The team did not observe increases in axon branches in a novel mouse knockout (KO) model they engineered that only lacks the shorter ankyrin-B isoform. “Using Golgi staining, we determined that AnkB440 KO, but not AnkB220 KO, cortical neurons grow more collateral branches in the proximal axon, consistent with the in vitro results,” the team stated. “We also found volumetric increases of multiple commissural and other axon tracts in AnkB440 KO mice and deficits in topographic order of midline CC axons arising from the somatosensory cortex and the targeting of their contralateral projections. Lorenzo further stated, “These findings confirm divergent roles of ankyrin-B isoforms and support critical and specialized roles of giant ankyrin-B in axon collateral branch formation, targeting, and refinement.”
“Brain cortical regions have been the most directly linked to ASD pathology,” Lorenzo continued. “The changes we observed in cortical structural connectivity likely result from combined defects in axon branch initiation, guidance, and pruning of misdirected or overabundant projections during development due to giant ankyrin-B deficiency.”
In collaboration with a team led by co-author Meng Meng Fu, PhD, at the National Institute of Neurological Disorders and Stroke, the researchers verified that the observed corpus callosum abnormalities did not involve changes in myelination and in the number and maturation of oligodendrocytes, a non-neuronal brain cell type implicated in similar pathologies.
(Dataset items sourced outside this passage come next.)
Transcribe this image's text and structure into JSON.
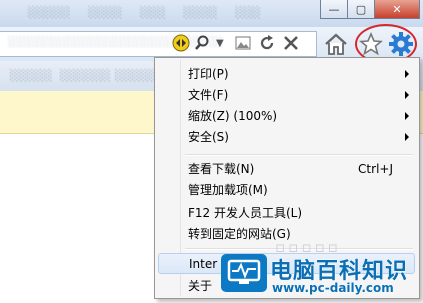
{
  "menu": {
    "items": [
      {
        "label": "打印(P)",
        "submenu": true
      },
      {
        "label": "文件(F)",
        "submenu": true
      },
      {
        "label": "缩放(Z) (100%)",
        "submenu": true
      },
      {
        "label": "安全(S)",
        "submenu": true
      },
      {
        "label": "查看下载(N)",
        "shortcut": "Ctrl+J"
      },
      {
        "label": "管理加载项(M)"
      },
      {
        "label": "F12 开发人员工具(L)"
      },
      {
        "label": "转到固定的网站(G)"
      },
      {
        "label": "Inter"
      },
      {
        "label": "关于"
      }
    ]
  },
  "watermark": {
    "title": "电脑百科知识",
    "url": "www.pc-daily.com"
  },
  "colors": {
    "annotation": "#d6282b",
    "brand_blue": "#0b6fb6",
    "infobar": "#fff7cc",
    "menu_highlight": "#dbe8f8"
  },
  "icons": [
    "compat-view-icon",
    "search-icon",
    "dropdown-icon",
    "image-icon",
    "refresh-icon",
    "stop-icon",
    "home-icon",
    "favorites-star-icon",
    "tools-gear-icon",
    "minimize-icon",
    "maximize-icon",
    "close-icon",
    "monitor-logo-icon"
  ]
}
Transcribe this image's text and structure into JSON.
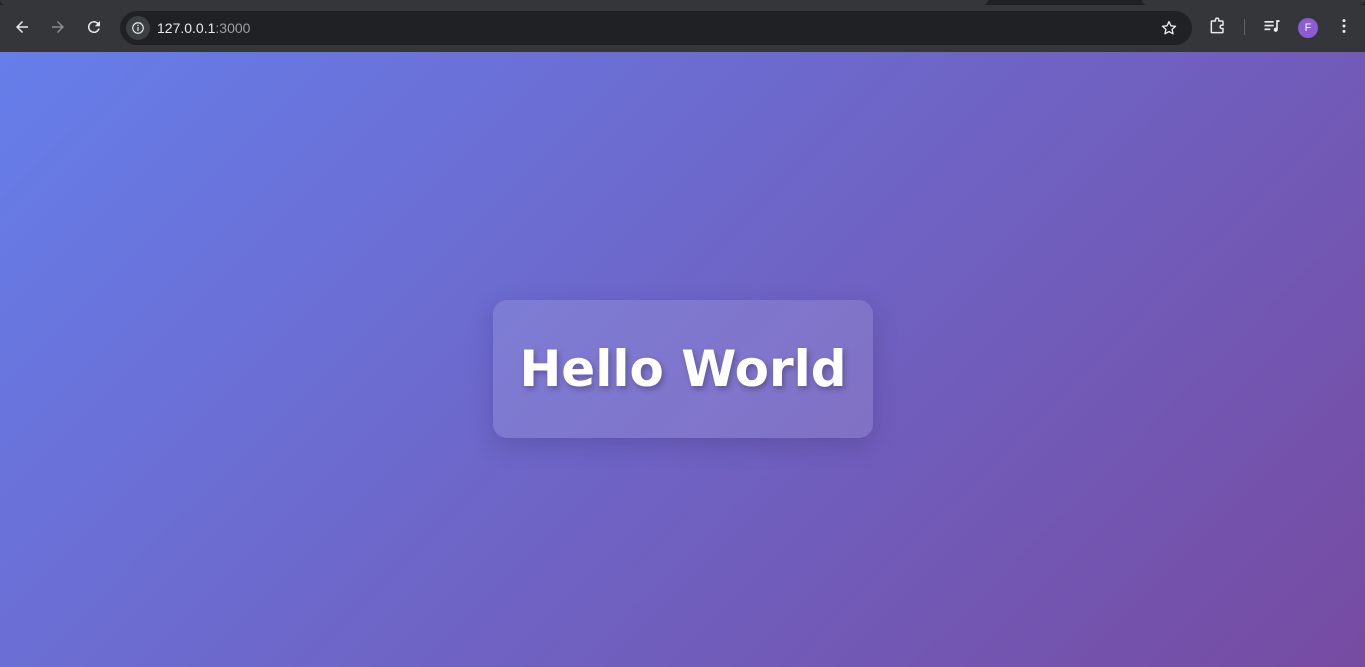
{
  "browser": {
    "url_host": "127.0.0.1",
    "url_port": ":3000",
    "profile_initial": "F"
  },
  "icons": {
    "back": "back-arrow-icon",
    "forward": "forward-arrow-icon",
    "reload": "reload-icon",
    "site_info": "info-icon",
    "bookmark": "star-icon",
    "extensions": "puzzle-icon",
    "media": "media-queue-icon",
    "menu": "kebab-menu-icon"
  },
  "page": {
    "heading": "Hello World",
    "gradient_start": "#667eea",
    "gradient_end": "#764ba2"
  }
}
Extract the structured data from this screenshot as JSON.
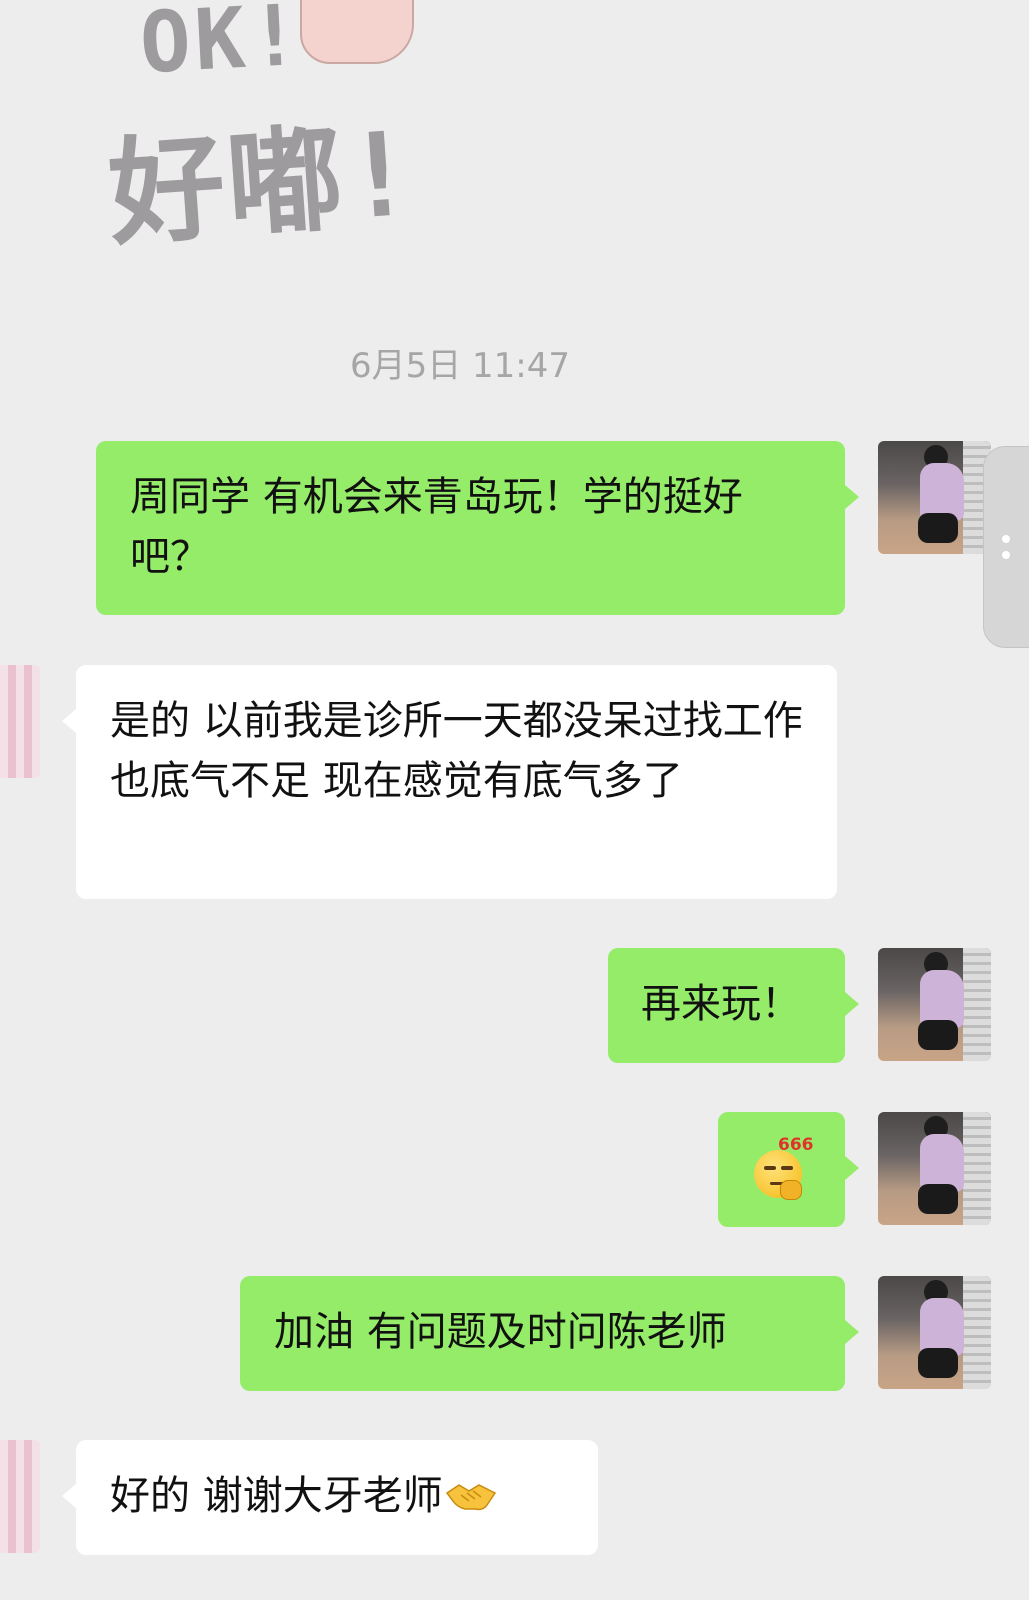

Cues outside of cells modulate these processes to trigger changes in neurons through attractive and repulsive effects. Lorenzo’s research team showed that cortical neurons require the giant ankyrin-B isoform to make possible the repulsive effects of semaphorin 3A, a molecule that interacts with and collapses the tips of axons and their branches. The team also showed that ANK2 variants exclusively affecting giant ankyrin-B have similar loss of response to the Semaphorin 3A molecule, revealing a possible mechanistic contribution to ASD. “ASD-linked ANK2 variants failed to rescue Sema 3A-induced GC collapse,” they wrote. “The present study sheds new light into the isoform-specific functions of AnkB in modulating axonal architecture, targeting, and refinement in the developing brain and the potential contribution of AnkB deficits to ASD pathology …We propose that impaired response to repellent cues due to AnkB440 deficits leads to axonal targeting and branch pruning defects and may contribute to the pathogenicity of ANK2 variants.”
“Our bottom-up approach of discovery and functional validation contributes to the underdeveloped knowledge database of ASD functional etiology,” Lorenzo added. “This is critical because this heterogeneous and complex disorder likely requires personalized strategies for clinical intervention.”